Frailty of technical ‘solutions’
The industry has, for some time, been wooed by technical solutions such as Travel Tracking. Unfortunately, the more the security culture and dynamics change, the less effective such technical ‘solutions’ become: if a temporary contact worker steps outside the corporate travel booking system or the intrepid mid-market entrepreneur ignores the travel risk briefing, no amount of technical measures will make them ‘visible’.
These days companies need to build both qualitative and quantitative risk management into their travel risk policies, catering for the temporary nature of certain sectors of the employee base; the growing ‘de-sensitising’ of the younger generation of travellers to risk; and the effect that tighter budgetary controls are having on their travel risk profiles. They need to separate their lower risk programmes from their higher risk exposures, adopting a ‘light touch’ approach to the former; and a more interactive qualitative approach to those they send to the higher risk locations.
Case study
The MD of a manufacturing company based in the West Midlands was due to fly out to Paris in November 2015 to attend a conference, just before the terrorist attacks. As is often the case with business travel, people use these trips to catch up with international acquaintances and the MD decided to stay with friends in the city the night before his conference. This alone could have thrown up problems. From a business and security perspective it would be sensible to share the hosts’ contact details, but on a personal level people often feel uncomfortable sharing contact information for friends or family who are unrelated to their business. This is a common issue when social niceties come into potential conflict with security necessities.
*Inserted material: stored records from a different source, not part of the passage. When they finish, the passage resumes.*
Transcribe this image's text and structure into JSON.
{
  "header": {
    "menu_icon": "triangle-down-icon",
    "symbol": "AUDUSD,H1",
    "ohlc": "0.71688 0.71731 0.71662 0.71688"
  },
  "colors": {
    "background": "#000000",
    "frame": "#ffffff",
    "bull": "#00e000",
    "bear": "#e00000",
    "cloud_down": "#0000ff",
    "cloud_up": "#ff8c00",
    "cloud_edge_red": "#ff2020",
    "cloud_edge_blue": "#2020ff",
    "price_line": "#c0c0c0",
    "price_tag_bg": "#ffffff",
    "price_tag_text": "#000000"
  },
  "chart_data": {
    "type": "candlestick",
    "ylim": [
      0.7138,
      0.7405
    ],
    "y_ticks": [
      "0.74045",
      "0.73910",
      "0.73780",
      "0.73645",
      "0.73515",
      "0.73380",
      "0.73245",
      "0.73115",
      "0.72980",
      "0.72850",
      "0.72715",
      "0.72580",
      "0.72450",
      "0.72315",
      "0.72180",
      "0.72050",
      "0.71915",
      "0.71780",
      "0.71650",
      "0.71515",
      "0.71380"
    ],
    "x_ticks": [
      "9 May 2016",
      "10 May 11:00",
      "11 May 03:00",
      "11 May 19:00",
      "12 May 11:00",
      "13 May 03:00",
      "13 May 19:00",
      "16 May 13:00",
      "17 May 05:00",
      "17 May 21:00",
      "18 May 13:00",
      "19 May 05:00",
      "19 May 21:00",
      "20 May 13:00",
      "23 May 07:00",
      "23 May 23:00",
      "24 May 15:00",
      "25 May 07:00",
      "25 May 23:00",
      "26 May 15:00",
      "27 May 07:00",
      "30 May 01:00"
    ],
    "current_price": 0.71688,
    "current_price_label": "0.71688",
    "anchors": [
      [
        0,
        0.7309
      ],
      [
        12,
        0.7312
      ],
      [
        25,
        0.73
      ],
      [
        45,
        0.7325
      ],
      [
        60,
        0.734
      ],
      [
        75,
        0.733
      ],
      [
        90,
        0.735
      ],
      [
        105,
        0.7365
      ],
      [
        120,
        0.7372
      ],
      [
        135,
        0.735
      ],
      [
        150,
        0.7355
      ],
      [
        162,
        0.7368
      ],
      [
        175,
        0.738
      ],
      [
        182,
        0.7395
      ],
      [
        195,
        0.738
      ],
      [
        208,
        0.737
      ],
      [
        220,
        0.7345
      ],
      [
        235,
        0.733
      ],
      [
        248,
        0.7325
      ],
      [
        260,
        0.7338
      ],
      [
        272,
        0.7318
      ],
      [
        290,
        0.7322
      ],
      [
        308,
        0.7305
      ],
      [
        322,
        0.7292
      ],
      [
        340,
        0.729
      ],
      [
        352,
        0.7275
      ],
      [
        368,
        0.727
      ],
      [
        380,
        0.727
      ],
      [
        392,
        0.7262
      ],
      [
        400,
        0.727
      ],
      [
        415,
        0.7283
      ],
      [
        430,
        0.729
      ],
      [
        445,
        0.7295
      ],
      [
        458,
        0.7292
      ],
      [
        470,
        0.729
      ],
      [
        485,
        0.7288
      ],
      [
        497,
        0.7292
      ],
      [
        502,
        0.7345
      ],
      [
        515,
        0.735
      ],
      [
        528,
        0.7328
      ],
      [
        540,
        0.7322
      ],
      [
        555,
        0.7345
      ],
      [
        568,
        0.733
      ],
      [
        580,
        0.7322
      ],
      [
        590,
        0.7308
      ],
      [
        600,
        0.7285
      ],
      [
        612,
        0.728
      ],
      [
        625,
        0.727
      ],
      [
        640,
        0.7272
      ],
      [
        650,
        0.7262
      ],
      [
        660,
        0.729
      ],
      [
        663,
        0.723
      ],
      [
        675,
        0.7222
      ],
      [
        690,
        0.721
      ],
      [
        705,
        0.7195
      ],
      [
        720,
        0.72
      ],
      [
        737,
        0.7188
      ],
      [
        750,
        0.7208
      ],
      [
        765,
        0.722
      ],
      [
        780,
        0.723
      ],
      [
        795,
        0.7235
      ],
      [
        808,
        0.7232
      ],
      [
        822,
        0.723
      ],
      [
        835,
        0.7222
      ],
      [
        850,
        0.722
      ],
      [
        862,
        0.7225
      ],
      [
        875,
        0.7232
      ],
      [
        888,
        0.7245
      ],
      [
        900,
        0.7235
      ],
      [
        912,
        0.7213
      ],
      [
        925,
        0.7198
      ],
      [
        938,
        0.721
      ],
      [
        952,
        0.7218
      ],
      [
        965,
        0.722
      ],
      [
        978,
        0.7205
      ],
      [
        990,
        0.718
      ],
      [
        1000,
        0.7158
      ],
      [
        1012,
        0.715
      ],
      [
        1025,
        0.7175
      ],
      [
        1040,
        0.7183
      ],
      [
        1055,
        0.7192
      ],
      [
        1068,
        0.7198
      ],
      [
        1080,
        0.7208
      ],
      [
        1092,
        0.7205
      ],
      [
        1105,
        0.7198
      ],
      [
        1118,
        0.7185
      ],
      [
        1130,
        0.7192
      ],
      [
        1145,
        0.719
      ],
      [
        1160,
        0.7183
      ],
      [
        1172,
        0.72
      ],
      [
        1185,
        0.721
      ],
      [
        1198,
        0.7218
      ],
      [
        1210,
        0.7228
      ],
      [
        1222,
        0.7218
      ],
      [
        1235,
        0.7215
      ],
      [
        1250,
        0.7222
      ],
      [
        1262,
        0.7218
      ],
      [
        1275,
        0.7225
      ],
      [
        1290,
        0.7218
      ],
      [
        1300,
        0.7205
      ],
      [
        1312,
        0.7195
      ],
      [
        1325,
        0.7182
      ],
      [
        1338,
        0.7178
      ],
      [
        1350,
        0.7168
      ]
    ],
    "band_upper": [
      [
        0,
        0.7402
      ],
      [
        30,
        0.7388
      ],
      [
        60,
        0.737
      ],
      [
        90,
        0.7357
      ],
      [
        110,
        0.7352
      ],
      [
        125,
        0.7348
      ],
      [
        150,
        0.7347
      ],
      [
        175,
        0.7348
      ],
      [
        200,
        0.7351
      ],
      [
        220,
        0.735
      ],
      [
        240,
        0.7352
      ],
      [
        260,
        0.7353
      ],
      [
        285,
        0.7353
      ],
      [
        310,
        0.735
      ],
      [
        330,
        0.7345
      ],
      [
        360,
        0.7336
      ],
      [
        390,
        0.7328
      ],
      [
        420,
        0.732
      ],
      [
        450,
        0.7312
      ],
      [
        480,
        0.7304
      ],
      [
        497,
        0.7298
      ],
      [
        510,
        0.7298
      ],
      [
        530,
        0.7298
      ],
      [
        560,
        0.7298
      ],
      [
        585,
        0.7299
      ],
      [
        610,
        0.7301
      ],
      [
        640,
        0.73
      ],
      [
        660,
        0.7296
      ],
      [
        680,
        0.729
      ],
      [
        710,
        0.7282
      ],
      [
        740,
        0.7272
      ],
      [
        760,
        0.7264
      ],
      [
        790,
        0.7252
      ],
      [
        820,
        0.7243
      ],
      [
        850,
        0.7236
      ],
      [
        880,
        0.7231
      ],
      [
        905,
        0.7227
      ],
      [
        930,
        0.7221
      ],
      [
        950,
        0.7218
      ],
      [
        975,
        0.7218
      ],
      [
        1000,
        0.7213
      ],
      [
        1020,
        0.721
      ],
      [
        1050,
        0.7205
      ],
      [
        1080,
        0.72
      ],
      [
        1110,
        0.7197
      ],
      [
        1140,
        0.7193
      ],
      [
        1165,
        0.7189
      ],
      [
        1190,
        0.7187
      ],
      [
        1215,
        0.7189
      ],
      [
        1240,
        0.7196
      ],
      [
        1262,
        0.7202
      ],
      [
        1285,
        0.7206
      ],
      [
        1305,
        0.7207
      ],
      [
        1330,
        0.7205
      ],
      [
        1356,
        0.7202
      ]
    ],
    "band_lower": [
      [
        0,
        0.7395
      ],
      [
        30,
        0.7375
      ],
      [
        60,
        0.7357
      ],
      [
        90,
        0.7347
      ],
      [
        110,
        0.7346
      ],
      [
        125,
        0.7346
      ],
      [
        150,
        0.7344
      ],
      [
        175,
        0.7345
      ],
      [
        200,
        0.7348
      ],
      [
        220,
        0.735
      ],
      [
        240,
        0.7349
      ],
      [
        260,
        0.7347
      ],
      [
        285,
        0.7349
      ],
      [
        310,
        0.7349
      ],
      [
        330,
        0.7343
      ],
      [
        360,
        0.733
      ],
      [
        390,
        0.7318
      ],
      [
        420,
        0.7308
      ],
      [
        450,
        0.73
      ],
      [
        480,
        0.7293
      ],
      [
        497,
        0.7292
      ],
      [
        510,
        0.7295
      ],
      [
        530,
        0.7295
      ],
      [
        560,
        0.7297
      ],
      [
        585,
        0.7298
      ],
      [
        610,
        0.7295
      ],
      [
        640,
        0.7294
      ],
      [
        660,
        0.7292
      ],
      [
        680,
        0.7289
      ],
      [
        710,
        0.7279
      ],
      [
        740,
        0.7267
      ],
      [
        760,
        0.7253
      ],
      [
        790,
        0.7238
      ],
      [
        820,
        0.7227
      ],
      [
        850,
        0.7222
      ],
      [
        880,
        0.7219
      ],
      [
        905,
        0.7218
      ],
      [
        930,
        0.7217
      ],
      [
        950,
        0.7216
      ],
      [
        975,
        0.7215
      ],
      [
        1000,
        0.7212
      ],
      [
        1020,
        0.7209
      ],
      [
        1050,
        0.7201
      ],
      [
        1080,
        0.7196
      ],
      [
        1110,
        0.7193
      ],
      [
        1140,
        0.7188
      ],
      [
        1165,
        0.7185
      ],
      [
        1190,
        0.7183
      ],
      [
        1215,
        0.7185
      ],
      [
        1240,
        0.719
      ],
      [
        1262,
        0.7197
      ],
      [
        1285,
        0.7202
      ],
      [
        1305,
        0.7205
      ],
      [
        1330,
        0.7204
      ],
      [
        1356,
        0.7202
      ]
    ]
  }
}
In this instance the MD’s wife fell ill and he asked his finance director to take his place on the trip. As he only found out he was travelling less than 24 hours before departure, the FD booked his flight direct with the airline and his hotel through Expedia. As is often the case with last-minute bookings, people will often have travel itineraries sent to their personal email, or smart phones, which makes it difficult for colleagues to access. Even when colleagues have access to email it can be difficult to find specific travel or hotel details if no one knows the website or agent the travel was booked through.
When the Paris terrorist attacks happened, no-one could find the FD as communications had been cut off by the emergency services. As he had ‘self-booked’ no-one could establish where he had been staying. He spent the night under his bed in his hotel room (on the advice of the hotel) and was not able to contact his family until the morning after. Obviously this was an immensely traumatic experience for the FD, his family, friends and colleagues. It highlights that, even in developed countries, when an incident occurs the channels of communication we all rely upon can become fractured. Situations such as these reinforce the need to have corporate travel policies with clear guidelines establishing procedures for when people travel abroad, even at short notice. It also demonstrates the value of travel tracking – albeit as a passive solution– for offering a modicum of peace of mind in these situations for loved ones back home.
While there are many instances where travellers are victims of actual attacks, there are many, many more caught up in the periphery of such incidents. It is here that unnecessary trauma can be avoided by having the most basic of contingency plans in place.